One of the greatest things about reading nonfiction is learning all kinds of things about our world which you never would have known without it. There’s the intriguing, the beautiful, the appalling, and the profound. What nonfiction book or books have impacted the way you see the world in a powerful way? Is there one book that made you rethink everything? Do you think there is a book that should be required reading for everyone?
There are 2 books that come to mind as having influenced my view of the world:
- Freakonomics: A Rogue Economist Explores the Hidden Side of Everything by Steven Levitt and Stephen Dubbner which I read in 2008 definitely gave me a different perspective on how the world works. Looking at "the hidden side" of things is a fascinating way to consider things that seem true but actually aren't.

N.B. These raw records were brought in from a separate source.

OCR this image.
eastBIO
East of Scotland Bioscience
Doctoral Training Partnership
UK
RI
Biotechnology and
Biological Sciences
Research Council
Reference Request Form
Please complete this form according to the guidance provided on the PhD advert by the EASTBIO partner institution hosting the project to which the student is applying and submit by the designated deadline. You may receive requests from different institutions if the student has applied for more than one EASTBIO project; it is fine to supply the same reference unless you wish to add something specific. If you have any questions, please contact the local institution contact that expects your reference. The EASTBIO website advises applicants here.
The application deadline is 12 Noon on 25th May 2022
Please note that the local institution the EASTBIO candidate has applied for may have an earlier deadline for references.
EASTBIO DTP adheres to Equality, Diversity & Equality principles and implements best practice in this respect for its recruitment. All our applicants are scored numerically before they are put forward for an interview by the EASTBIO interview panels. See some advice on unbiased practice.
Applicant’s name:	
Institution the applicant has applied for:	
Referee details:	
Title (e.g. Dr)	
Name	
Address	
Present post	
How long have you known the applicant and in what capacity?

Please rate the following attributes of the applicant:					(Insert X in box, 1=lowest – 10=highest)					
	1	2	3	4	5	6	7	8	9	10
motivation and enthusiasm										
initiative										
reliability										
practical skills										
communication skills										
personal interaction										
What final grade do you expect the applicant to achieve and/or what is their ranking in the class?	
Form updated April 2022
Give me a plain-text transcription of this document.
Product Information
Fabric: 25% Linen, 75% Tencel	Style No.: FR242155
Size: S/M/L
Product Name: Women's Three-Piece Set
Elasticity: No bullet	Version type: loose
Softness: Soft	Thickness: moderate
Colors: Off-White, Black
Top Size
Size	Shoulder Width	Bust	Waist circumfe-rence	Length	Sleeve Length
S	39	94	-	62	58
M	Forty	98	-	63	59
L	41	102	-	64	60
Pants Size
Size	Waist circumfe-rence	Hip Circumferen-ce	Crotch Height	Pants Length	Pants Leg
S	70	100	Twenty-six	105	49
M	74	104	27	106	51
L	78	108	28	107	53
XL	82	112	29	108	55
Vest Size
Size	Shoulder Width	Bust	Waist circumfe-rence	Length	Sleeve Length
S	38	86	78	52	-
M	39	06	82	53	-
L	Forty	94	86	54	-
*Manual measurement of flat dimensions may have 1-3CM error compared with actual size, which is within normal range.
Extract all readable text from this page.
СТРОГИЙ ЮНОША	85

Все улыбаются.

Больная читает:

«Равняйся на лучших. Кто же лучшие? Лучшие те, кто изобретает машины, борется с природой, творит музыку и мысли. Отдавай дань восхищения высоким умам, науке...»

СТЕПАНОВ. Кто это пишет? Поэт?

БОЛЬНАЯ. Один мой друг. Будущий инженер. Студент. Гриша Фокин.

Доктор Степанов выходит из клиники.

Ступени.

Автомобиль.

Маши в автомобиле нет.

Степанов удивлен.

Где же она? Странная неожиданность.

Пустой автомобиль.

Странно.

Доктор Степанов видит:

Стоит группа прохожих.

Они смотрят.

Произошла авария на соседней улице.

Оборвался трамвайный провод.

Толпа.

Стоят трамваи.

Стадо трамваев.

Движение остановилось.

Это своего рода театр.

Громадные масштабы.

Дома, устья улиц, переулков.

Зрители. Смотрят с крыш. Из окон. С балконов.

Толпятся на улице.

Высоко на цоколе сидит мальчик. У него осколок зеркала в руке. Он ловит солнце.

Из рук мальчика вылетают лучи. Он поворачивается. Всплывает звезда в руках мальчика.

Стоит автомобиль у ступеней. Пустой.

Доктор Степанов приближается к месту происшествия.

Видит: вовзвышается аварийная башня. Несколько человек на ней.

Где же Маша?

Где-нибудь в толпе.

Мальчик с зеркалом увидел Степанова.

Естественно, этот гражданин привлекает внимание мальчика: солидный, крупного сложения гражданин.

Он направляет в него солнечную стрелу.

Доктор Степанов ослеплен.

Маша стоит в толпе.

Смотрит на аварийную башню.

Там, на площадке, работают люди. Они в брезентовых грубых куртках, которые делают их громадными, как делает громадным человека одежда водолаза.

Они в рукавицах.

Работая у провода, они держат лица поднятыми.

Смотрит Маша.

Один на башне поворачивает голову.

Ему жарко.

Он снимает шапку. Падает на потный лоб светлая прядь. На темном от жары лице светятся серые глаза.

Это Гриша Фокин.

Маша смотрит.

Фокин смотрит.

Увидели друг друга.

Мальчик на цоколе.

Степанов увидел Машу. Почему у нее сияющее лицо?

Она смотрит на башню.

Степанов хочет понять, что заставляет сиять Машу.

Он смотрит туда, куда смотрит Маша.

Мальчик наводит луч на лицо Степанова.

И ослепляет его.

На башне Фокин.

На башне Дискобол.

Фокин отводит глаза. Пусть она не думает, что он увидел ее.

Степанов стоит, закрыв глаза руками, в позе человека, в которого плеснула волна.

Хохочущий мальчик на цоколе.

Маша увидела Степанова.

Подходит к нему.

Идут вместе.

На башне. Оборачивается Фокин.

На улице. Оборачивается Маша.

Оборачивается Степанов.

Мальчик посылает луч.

- Lawrence in Arabia: War, Deceit, Imperial Folly, and the Making of the Modern Middle East by Scott Anderson explains where the troubles in the Middle East began and it wasn't at all what I would have assumed before reading this book. The Eastern front of World War I (where Britain and France were battling the Ottoman Empire) was not something I knew much about. This book did a good job of unraveling a very complicated situation in a clear and compelling way.
As far as a book that is required reading for everyone I don't think so. There are certainly things I think everyone should know about, but since everyone is in a different place in their journey toward understanding the world there is no one book that everyone needs to read. I needed the background of Lawrence in Arabia to understand that part of the world, but other readers may have a solid grasp on that history and need to read about something else that I do already know. To paraphrase Ranganathan: Every reader their book, every book its reader.
For an overview of #NonFicNov visit She Seeks Nonfiction.
I read a bio about Lawrence (possibly the Jeremy Wilson one) about 25 yrs ago after watching the movie with Peter O'Toole. That was when I learnt so much more about the cause of the modern day tensions in the Middle East. I've been wondering whether or not to read one of the new bio's now out about Lawrence. Books about him always end up so chunky!!